Another group of locals came in. Word must have got around. Nobody spoke to him or met his eye; he was as invisible as a god. As she poured for them he drank his own beer slowly, rolling the complex flavor across his tongue: bitter and sweet and sour, all unified in one mouthful. At last he said, “It sounds dull.”

“Surely no duller than those pointless conflicts and windy combats.”

“True enough.” It was fully dark now, and she set out small oil lamps, one on the table and a couple more in wall niches. The flames were no larger than his thumbnail, the light so meager that he could make out only the curving paleness of her linen shift, and the occasional glint of her glance. It was plain that he would have to ask, for she would not offer. “Teach me then the ways of peace, for I am weary of war.”

“You need no teacher,” she said. “You know the way. You have been above, and you have traveled below. Now you could go home. Embrace your wife–you have a wife?”

“Several.”

“A good beginning, then. Beget children and love them, Gilgamesh. You found your destiny, and it was ashes in your mouth. Now, choose your life and live it.”

He could not remember now when, or even whether, he had told her his name. The brew must be softening his skull, the way soaking softened a hard nut before planting. What sprout would burst forth from within? The words emerged from his mouth without, apparently, passing through his head: “Suppose I embrace you. I would enjoy that.”

She smiled. “Not after this much beer, you won’t. And do you want to start yet another feud with a goddess about sex?”

Again he almost laughed. “When you put it like that…” It came to him that the urgency down below was a much more mundane need. Yet another customer came in, and he took the opportunity to gather up his axe and rise. On his feet the fumes rose to his head with alarming speed, and he tottered.

She steadied him, leaning across the narrow table to grip his elbow. “Grow up,” she said. Quick as a feather flick she pecked a kiss onto the side of his head, adding more practically, “The piss jar is around in back.”

He took care not to stumble on his way out. But once past the awning it was easy to follow the wall around to the back, where the big reeking jar was lit by another tiny lamp in the window-slit above. The valuable urine must have been collected recently by the dyer or the tanner. His water made a fine ringing sound in the empty vessel, and the release seemed to clear his thoughts. Her beer restored youth, she said–for a while. Indeed he felt full of strength, refreshed and ready. He had sat complaining long enough. It was time to be a-doing. Like the farmers, he had his allotted role in the cosmos, and there is always work for a king to do.
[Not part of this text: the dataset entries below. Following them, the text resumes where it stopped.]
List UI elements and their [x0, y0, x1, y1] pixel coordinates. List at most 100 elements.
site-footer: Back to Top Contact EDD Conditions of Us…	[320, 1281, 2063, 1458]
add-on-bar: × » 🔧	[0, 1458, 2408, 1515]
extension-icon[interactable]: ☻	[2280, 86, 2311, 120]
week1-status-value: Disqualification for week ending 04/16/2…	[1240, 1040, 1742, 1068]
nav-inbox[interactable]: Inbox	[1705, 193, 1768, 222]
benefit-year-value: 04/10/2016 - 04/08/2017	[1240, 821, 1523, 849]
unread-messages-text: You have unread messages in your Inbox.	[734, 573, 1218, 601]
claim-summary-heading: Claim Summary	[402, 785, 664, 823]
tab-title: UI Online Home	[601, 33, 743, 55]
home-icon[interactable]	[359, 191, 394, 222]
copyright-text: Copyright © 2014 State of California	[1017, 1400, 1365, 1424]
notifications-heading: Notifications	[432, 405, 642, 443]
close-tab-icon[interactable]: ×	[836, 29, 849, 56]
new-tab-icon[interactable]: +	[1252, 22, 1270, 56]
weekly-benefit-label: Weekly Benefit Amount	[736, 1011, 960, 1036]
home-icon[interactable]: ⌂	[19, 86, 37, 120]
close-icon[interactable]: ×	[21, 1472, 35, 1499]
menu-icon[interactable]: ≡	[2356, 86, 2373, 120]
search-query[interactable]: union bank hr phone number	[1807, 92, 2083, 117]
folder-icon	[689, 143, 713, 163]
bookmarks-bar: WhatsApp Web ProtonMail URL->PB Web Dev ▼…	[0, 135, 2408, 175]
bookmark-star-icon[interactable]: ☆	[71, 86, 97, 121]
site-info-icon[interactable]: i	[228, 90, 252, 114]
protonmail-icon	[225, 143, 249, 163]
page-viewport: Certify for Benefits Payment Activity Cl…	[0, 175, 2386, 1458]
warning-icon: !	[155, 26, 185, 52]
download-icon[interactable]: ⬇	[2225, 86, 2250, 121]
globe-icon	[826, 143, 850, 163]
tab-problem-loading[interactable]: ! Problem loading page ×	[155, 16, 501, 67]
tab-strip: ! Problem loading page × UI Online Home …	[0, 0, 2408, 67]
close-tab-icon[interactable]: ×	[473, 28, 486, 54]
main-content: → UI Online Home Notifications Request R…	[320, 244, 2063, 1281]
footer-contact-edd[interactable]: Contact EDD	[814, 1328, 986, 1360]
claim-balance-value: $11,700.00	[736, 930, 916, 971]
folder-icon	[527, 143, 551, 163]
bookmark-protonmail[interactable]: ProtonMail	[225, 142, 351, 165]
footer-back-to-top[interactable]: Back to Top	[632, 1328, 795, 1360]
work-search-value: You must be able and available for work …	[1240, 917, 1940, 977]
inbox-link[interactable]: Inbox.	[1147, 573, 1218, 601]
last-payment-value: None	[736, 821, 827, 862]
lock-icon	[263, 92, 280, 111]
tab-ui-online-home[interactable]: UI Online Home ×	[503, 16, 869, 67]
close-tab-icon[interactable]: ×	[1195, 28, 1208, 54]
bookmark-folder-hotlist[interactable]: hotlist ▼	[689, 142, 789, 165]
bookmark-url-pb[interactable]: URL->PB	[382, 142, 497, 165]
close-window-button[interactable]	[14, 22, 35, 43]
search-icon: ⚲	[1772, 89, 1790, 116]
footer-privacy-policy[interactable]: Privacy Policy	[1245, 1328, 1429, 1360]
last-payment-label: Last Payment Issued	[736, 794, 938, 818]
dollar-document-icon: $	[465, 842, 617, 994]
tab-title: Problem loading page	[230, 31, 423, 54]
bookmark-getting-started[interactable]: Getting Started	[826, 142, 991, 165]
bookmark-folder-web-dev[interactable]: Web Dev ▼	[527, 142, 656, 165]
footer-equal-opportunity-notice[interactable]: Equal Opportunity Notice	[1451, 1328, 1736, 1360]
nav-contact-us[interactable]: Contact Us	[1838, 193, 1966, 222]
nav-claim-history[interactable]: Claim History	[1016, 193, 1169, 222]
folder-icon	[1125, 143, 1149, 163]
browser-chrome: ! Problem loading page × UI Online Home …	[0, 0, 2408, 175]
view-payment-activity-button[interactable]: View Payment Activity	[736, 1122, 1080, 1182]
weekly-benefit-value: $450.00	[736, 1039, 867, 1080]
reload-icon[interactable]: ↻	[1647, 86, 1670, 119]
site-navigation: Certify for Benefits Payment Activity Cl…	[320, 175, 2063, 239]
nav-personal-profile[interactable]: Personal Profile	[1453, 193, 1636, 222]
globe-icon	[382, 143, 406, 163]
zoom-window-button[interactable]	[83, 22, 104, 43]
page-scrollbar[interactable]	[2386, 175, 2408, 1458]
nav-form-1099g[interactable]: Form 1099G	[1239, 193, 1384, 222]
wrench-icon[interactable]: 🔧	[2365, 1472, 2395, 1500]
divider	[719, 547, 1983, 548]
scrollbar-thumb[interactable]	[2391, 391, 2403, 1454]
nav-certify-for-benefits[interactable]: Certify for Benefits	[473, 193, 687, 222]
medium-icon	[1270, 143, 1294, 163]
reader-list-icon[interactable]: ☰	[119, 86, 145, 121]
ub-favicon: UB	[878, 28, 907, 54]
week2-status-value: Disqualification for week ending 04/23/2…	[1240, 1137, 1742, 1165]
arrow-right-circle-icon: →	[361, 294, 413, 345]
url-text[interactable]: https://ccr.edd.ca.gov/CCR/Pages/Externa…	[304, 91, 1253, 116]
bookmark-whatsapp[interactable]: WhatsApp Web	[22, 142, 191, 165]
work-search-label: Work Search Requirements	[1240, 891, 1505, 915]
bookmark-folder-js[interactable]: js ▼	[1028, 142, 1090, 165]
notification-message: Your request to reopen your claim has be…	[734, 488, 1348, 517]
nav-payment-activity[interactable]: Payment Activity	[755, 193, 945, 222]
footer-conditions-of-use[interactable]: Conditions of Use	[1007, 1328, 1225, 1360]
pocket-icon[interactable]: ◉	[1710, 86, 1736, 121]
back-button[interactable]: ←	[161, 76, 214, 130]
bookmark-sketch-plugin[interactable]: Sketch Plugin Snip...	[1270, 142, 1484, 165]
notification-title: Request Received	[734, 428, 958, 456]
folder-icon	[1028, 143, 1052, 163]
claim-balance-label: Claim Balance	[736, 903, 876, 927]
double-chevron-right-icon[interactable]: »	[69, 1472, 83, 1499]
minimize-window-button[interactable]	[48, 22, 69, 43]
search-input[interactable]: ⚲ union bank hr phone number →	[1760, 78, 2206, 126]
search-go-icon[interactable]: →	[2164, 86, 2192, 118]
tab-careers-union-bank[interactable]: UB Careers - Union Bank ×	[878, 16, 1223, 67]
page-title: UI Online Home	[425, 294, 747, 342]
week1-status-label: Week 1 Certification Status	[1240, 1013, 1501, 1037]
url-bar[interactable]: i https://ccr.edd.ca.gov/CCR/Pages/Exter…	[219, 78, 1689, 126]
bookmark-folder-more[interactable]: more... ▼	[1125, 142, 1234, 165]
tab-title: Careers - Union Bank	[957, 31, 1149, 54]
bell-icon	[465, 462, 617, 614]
He tightened his sandal straps. For a moment he thought of going back to say goodbye. But the moon was high enough now to light the way, and a breeze tugged at his cloak, inviting him on. If he started now he could get most of the trip done in the cool, and arrive in the city by tomorrow night. And it came to him that there was no need to return. There were bars in Uruk, and the goddess of the brew presided over each one. He would see her there.